VT2322P takes those lessons and upgrades the model. Our pigment keeps its chromatic strength without being brittle or hard to incorporate in masterbatches. Unlike cheaper violet options, which often bleed into adjacent areas during coextrusion or lamination, this pigment’s carefully tuned solubility profile stays put even under aggressive processing conditions. Customers managing mass production in film and fiber get crisper color definition. In thicker parts or technical goods, color migration and uneven fade have all but disappeared from our reports.
We built VT2322P to stand up to real applications: rigid and flexible packaging, high-sheen panels, appliance trim, and more. Masterbatch producers value the product for its clean let-down and strong results in both black and white bases. We tracked use in PVC, PE, PP, PS, and engineering polymers like ABS and PA, collecting data at every step from small pigment dosages all the way up to deeply saturated goods.
Consumer packaging producers, under ever-tighter migratory substance regulations, came to rely on the pigment’s stability without unwanted leaching. Industrial players needed a violet shade that would not interact badly with common additives or UV stabilizers. We spent months tuning how VT2322P plays in multi-pigment blends, making sure that color results do not degrade when pushed in complex, multi-tonal runs.
One area that often gets overlooked is the pigment’s use in technical and specialty markets—the automotive segment, cable jacketing, and molded technical housings. Violet pigments in these applications tend to highlight every surface defect and tool mark. With VT2322P’s optimized particle surface condition and purity, end products keep a gloss that can actually pass automotive grading without needing secondary polishing or coatings.
No pigment formula holds the market forever.
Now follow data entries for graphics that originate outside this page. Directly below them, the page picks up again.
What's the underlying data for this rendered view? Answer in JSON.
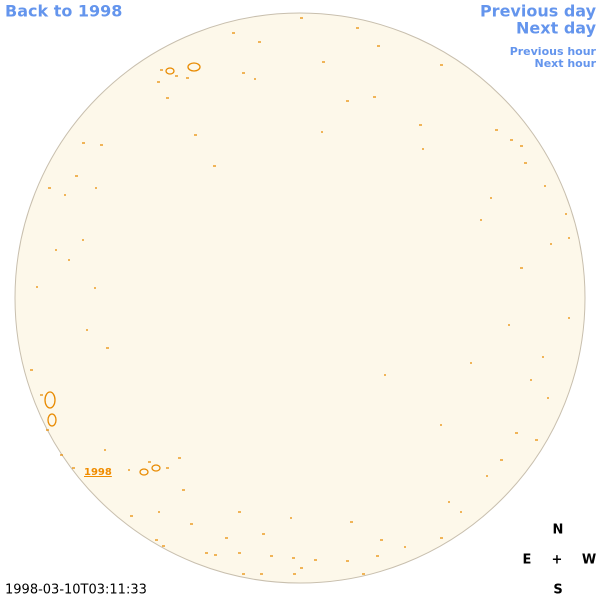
{
  "nav": {
    "back": "Back to 1998",
    "previous_day": "Previous day",
    "next_day": "Next day",
    "previous_hour": "Previous hour",
    "next_hour": "Next hour"
  },
  "disk_label": "1998",
  "compass": {
    "n": "N",
    "e": "E",
    "center": "+",
    "w": "W",
    "s": "S"
  },
  "timestamp": "1998-03-10T03:11:33"
}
We constantly check global regulations and run tests with new polymer systems or updated customer specifications. Scaling for greater sustainability, both environmentally and operationally, sits at the core of our development. Interest grows in pigments compatible with bioplastics and compostable plastics—fields where all colorants undergo new scrutiny. Our teams started pilot runs with these next-generation materials to see where VT2322P fits in—or falls short—and brings direct manufacturer insight to future product lines.
Evolving market demands mean new requirements for recyclability, traceability, and health impact. We adjust our operations and chemistry, building on concrete feedback and live data from our entire manufacturing to supply chain. The pigment’s quality depends as much on our plant practices and commitment to transparency as it does on raw ingredient purity. Through this ongoing work, we remain open to all levels of partnership and feedback.
Everyone on the factory floor has a story or two about pigments that caused problems down the line—fouled screens, dusty bins, suspicious color fade. Each of those stories informed how we made and continue to refine Colorplas Permanent Violet RL VT2322P. It shows in the small details: the ease of dosing, the immediate wet-out during melt mixing, the refusal to quit after tough exposure trials. Reliable color, lower downtime, and verifiable compliance come not from following routines, but from facing the mess and complexity of true production.
The result—Colorplas Permanent Violet RL VT2322P—stands as more than another code in a sample library. It reflects a real, continuous commitment from our teams, who have seen far too many pigments fail in the field. This is the pigment our own staff would run, and often has—batch after batch, across shifts and seasons. We know its strengths, respect its limits, and keep pushing for every improvement the next production cycle or customer challenge throws our way.